Comedian Robin Ince explores the laws that govern our lives that really aren’t, but still somehow are true. The hidden truths which nonetheless preside over our lives. We all know how we live in a deterministic universe governed by carefully described quantifiable scientific laws and principles but, then in a practical sense, we really don’t.
These laws are the hidden truths which really preside over our lives – quirky, useful or entertaining rules, which, if they are well known, crop up without explanation or, if confined to specialist circles, deserve to be more widely understood and appreciated.
Presenter: Robin Ince Producer: Alex Mansfield-Sella
Episode 1 of 5 Murphy’s Law
From Murphy’s Law (anything that might go wrong does so), to Betteridge’s Law ( any headline that ends in a question mark can be answered by the word “no”) via Parkinson’s fundamental law of bureaucracy ( work expands to fill the time available) and the Peter Principle (employees rise to their own level of incompetence).

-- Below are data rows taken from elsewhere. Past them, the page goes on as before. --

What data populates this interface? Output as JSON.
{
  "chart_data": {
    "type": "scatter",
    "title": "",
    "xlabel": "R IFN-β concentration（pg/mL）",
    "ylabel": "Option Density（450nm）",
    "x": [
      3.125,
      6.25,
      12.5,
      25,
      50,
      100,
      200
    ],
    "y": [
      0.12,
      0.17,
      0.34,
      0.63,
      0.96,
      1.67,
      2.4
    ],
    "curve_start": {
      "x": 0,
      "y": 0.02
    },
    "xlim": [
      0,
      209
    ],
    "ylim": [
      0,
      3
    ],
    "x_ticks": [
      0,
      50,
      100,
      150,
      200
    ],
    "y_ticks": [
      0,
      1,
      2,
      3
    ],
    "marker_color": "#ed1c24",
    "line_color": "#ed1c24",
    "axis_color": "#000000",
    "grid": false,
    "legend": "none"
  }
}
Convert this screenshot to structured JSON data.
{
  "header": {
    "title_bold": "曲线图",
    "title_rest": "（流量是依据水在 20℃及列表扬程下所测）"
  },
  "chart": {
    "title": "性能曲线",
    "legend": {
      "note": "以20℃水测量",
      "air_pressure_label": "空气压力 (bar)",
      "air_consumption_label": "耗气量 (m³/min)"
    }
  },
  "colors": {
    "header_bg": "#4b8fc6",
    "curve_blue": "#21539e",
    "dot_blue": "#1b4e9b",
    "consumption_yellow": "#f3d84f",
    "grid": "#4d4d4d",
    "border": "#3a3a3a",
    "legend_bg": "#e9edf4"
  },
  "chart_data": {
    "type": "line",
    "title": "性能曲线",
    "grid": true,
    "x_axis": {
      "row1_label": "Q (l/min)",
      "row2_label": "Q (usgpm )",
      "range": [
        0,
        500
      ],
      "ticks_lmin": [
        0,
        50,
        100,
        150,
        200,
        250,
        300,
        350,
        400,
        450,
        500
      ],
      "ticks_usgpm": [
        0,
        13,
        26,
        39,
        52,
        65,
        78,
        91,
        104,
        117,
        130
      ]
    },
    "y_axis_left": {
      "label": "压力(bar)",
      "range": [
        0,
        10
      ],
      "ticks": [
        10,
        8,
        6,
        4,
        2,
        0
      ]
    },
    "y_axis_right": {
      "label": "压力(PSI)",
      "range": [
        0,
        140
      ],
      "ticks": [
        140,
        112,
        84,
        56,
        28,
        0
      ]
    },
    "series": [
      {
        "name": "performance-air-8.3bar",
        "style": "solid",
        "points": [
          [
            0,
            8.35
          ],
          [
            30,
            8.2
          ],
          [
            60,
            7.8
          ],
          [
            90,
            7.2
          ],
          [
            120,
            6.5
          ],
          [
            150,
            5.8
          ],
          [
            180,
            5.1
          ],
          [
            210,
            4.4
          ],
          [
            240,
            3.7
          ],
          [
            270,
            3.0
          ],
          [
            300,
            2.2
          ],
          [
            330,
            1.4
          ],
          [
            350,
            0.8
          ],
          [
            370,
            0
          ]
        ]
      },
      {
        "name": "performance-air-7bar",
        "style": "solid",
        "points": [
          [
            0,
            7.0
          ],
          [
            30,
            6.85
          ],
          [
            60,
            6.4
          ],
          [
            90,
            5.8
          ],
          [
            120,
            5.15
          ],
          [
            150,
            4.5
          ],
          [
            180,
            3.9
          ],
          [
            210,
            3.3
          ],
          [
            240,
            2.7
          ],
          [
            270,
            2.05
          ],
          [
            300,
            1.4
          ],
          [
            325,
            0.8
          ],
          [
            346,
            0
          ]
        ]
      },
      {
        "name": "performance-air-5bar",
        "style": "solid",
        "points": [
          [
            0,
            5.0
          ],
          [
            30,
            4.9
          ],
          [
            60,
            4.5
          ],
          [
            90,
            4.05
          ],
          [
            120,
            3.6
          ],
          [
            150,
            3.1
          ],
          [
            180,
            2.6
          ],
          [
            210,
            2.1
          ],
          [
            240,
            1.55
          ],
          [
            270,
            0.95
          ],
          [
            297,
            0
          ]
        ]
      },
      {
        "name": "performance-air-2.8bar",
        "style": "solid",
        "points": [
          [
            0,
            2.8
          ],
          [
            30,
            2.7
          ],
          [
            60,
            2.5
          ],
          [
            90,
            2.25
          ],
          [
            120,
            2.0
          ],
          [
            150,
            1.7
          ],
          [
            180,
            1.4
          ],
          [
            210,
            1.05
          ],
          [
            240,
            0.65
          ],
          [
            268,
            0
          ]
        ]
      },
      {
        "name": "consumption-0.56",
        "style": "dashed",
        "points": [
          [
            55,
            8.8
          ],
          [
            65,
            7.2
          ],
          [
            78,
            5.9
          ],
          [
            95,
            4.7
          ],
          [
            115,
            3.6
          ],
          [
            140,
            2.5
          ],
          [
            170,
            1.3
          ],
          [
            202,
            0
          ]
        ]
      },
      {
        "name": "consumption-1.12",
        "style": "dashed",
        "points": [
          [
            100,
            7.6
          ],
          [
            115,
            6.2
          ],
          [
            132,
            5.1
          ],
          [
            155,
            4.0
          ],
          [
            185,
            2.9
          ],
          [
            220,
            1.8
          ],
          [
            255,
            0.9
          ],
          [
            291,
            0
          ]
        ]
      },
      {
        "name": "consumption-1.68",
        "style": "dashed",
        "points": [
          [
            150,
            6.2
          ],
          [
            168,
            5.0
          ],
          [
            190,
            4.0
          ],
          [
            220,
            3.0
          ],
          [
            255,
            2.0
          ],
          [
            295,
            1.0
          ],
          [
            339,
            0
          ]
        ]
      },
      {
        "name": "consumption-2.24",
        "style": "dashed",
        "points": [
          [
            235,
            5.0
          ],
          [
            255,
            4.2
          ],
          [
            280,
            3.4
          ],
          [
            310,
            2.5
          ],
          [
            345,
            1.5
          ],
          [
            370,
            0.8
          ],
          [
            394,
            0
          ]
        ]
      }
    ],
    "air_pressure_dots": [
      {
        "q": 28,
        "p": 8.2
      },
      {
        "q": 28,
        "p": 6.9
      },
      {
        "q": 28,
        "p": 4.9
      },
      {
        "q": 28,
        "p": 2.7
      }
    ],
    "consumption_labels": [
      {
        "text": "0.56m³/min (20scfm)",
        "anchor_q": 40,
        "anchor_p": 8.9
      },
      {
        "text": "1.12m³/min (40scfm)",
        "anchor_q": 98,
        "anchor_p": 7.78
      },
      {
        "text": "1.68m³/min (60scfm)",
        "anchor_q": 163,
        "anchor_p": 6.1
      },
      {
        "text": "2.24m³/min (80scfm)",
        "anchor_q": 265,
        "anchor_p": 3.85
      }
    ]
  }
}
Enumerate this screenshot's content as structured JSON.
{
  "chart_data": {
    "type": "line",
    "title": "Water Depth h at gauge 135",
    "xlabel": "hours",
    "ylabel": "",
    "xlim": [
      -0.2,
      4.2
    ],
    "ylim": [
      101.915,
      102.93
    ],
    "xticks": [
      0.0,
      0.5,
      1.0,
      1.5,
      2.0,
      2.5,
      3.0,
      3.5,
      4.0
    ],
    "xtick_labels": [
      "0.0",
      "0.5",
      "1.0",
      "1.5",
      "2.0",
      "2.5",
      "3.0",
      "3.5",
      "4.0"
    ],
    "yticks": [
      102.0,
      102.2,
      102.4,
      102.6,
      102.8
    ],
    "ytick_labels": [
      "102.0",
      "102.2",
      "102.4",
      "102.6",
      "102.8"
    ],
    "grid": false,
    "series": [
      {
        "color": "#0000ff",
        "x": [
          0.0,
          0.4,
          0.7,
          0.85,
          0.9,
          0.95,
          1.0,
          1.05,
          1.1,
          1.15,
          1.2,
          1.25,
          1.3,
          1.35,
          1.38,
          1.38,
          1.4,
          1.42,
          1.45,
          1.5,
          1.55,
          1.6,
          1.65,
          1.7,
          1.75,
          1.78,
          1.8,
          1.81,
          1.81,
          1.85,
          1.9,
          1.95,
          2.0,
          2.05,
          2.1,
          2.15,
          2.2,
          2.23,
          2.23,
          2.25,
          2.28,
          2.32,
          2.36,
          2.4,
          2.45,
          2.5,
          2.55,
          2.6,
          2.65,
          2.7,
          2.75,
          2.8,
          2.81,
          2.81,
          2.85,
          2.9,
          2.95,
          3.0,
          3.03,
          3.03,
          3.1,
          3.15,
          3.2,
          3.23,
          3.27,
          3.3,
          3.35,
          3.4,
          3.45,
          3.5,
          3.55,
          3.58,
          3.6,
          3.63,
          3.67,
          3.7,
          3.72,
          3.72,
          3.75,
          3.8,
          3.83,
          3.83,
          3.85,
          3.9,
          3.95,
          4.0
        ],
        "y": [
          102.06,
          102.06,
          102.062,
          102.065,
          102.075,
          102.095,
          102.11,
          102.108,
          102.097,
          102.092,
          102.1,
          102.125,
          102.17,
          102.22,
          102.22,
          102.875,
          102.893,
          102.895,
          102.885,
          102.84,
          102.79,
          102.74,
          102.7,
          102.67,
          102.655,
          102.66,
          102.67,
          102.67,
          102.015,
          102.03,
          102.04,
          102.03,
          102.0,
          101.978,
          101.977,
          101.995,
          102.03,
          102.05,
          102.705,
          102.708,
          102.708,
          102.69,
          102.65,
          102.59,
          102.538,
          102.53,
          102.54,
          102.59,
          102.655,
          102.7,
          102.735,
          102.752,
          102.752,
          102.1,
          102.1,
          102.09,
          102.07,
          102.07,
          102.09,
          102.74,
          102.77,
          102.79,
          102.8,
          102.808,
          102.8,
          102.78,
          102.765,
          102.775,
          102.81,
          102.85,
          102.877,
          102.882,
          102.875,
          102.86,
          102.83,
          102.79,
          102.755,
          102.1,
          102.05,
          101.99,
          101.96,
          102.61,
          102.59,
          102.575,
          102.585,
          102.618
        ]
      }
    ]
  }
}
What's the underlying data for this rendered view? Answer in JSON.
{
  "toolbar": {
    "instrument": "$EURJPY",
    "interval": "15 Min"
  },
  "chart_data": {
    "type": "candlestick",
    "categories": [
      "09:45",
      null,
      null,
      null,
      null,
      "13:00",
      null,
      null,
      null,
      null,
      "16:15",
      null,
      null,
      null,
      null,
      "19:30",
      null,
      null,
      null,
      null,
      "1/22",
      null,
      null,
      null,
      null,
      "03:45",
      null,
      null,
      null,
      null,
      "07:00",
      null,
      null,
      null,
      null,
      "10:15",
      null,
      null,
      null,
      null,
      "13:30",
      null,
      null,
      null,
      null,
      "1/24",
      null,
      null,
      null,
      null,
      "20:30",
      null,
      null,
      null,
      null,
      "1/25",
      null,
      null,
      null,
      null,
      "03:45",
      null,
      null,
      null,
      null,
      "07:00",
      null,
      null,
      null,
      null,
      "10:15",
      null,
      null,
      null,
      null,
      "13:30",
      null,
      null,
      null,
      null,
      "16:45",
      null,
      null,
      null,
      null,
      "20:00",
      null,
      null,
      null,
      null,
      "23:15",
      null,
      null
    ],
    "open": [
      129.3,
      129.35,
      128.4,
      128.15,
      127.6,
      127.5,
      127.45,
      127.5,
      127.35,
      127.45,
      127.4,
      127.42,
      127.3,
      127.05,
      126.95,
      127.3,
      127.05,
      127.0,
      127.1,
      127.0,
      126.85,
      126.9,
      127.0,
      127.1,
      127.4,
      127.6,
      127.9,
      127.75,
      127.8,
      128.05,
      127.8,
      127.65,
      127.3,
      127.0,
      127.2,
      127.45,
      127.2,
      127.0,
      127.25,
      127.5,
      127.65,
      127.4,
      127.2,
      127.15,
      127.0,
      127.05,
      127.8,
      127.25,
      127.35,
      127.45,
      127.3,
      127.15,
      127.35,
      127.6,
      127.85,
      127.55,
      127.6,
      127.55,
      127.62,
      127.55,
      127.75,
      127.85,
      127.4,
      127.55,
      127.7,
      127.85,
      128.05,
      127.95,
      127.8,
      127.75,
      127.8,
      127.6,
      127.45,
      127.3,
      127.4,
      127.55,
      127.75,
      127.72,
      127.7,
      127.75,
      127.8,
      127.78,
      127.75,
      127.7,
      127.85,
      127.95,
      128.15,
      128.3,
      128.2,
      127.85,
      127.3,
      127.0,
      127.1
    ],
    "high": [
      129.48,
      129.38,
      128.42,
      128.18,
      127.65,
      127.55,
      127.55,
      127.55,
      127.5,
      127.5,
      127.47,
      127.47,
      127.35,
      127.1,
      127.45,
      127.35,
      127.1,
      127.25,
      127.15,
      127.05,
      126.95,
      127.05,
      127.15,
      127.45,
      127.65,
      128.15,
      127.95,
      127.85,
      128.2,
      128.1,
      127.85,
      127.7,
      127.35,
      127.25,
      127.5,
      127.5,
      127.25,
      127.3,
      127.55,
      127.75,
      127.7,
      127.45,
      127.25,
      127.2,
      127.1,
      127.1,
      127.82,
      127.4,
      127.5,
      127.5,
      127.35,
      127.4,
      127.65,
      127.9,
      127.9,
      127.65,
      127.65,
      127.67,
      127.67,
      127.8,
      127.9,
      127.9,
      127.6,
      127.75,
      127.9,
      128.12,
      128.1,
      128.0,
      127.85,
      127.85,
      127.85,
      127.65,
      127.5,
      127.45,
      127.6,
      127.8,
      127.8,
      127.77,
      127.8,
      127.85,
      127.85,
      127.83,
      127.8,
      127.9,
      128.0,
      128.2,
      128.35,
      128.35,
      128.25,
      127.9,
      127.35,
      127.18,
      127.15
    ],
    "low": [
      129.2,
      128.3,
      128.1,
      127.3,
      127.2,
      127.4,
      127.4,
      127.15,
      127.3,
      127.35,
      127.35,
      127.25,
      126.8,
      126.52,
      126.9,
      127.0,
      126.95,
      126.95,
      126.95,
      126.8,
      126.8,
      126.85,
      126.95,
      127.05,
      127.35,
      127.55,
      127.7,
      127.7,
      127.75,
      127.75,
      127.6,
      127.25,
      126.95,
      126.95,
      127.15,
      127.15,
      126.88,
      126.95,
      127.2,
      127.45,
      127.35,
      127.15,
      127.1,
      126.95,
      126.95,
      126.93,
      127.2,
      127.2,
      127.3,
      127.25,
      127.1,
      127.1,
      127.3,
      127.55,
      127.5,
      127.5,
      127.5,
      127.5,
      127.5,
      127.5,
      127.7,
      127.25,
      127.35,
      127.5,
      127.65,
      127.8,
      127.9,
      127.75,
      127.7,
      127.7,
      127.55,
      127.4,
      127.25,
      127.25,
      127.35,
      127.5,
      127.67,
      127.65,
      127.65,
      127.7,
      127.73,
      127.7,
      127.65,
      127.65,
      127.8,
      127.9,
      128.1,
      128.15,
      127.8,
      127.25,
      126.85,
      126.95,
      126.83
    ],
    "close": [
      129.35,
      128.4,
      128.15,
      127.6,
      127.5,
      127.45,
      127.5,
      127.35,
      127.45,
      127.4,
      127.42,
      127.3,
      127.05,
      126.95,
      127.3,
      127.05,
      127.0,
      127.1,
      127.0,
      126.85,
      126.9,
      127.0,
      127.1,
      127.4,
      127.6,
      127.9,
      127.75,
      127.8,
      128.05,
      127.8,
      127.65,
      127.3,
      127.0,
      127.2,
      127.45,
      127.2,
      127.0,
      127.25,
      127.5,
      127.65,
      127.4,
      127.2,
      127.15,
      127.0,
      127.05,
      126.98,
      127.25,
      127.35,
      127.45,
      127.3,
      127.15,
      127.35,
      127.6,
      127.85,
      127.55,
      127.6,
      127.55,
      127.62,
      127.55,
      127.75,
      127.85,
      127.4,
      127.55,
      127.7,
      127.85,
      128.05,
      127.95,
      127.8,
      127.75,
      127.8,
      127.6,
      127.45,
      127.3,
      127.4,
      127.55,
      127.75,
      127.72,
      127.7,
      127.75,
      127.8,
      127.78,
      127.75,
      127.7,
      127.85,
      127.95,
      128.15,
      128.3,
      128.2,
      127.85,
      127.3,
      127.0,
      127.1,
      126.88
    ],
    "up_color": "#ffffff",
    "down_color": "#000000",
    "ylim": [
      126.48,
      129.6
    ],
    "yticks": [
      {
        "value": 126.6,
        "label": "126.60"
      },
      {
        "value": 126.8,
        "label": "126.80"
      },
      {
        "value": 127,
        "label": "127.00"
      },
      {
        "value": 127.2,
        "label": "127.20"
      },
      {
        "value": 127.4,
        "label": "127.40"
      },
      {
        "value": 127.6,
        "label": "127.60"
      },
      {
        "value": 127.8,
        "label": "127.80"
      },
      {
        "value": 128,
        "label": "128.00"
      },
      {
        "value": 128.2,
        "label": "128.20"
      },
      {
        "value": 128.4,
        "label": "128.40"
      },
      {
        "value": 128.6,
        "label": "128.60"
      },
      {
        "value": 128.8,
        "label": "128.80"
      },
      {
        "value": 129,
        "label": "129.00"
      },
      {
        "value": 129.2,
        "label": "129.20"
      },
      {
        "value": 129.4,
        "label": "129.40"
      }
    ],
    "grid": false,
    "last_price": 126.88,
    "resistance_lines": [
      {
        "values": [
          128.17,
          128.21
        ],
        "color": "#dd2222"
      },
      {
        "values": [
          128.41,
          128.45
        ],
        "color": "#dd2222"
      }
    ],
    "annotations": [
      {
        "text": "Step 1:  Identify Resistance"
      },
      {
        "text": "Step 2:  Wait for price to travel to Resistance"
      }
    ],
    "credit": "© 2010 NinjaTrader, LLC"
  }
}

Robin Ince examines five laws that aren’t laws in the legal sense, or in the physical sense but asks how did these so called “laws” evolve, why do we like them and what scientific evidence is there that they really work?
Episode 2 of 5 Parkinson’s Law
Cyril Northcote Parkinson may have trained as a naval historian, but it was his succinct humorous essay for the Economist magazine in 1955 that was to overshadow much of his career. In it, he laid out his fundamental law of bureaucracy – “work expands to fill the time available” – and he went on to explain how organisations become bloated regardless of the work in hand.
It was instantly recognised by subordinates and made for uncomfortable reading for those near the top of any institutional hierarchy. Robin Ince explores how the law and its corollaries have taken on a life of their own and are now being reinterpreted as remote working becomes the new normal for many.
Episode 3 of 5 Betteridge’s Law of Headlines
If a newspaper headline ends in a question mark, is the answer always no? And if so, are journalists who use them being lazy and cynical?
Ian Betteridge described what is now known as Betteridge’s Law of Headlines in a small blog post in 2009. Is it still relevant in our current age of clickbait and media bubbles?
Robin Ince puts these questions to Caroline Frost, an ethicist, entertainment journalist and broadcaster, often seen reviewing the papers on a Sunday night on the BBC News Channel, and to Gemma Milne, a tech journalist and author of a book about the dangers of hype in science journalism called “Smoke and Mirrors”.
Episode 4 of 5 The Peter Principle
In 1969, Canadian educationist Lawrence J. Peter developed an unorthodox concept that became known as The Peter Principle: “In a hierarchy every employee tends to rise to his level of incompetence”. His satirical insights into business struck a chord with many subordinates across a range of organisations.
Peter went on to develop his theory further, claiming that “in time, every post tends to be occupied by an employee who is incompetent to carry out his duties”.
So how is any work achieved? Are companies giant machines for sorting people into precisely the jobs they can’t do? And to what extent are brilliant people really promoted until they become awful managers?
Robin Ince decodes the humorous jargon that ensured Peter’s book remained on best seller list for months after its publication. He hears from Yale Professor of Finance Kelly Shue, who offers the first empirical evidence for the Peter Principle in action, and Prof Robert Sutton of Stanford University on how to evade this law of hierarchy and dodge ever reaching your level of incompetence.
Episode 5 of 5 Stigler’s Law
Stephen M. Stigler’s Law of Eponymy states that no scientific discovery is named after its original discoverer.
Professor Stigler, a statistician at Chicago University, defined his own law in a tributary paper to his friend, the sociologist Robert Merton, in 1980.
Merton had been famous in sociology for writing about the “self-fulfilling prophecy”, amongst other things, and also for a long treatise about how often the same law or principle in science has been discovered multiple times by different people.
Merton also wrote about how Isaac Newton’s famous phrase “Standing on the Shoulders of Giants” was not itself even his own metaphor.
Stigler’s amusing and humble paper was thus, despite including some new statistical insights into the phenomenon (and even a reasoned suggestion as to its cause), more of a jovial tribute to his friend’s earlier insights than an aggressive assertion of nominative priority.
It self-fulfilled its own eponymous point.
But the joke, and the law, stuck. And it continues to ask important questions about the nature of knowledge, the sociology – and the popular history – of science itself.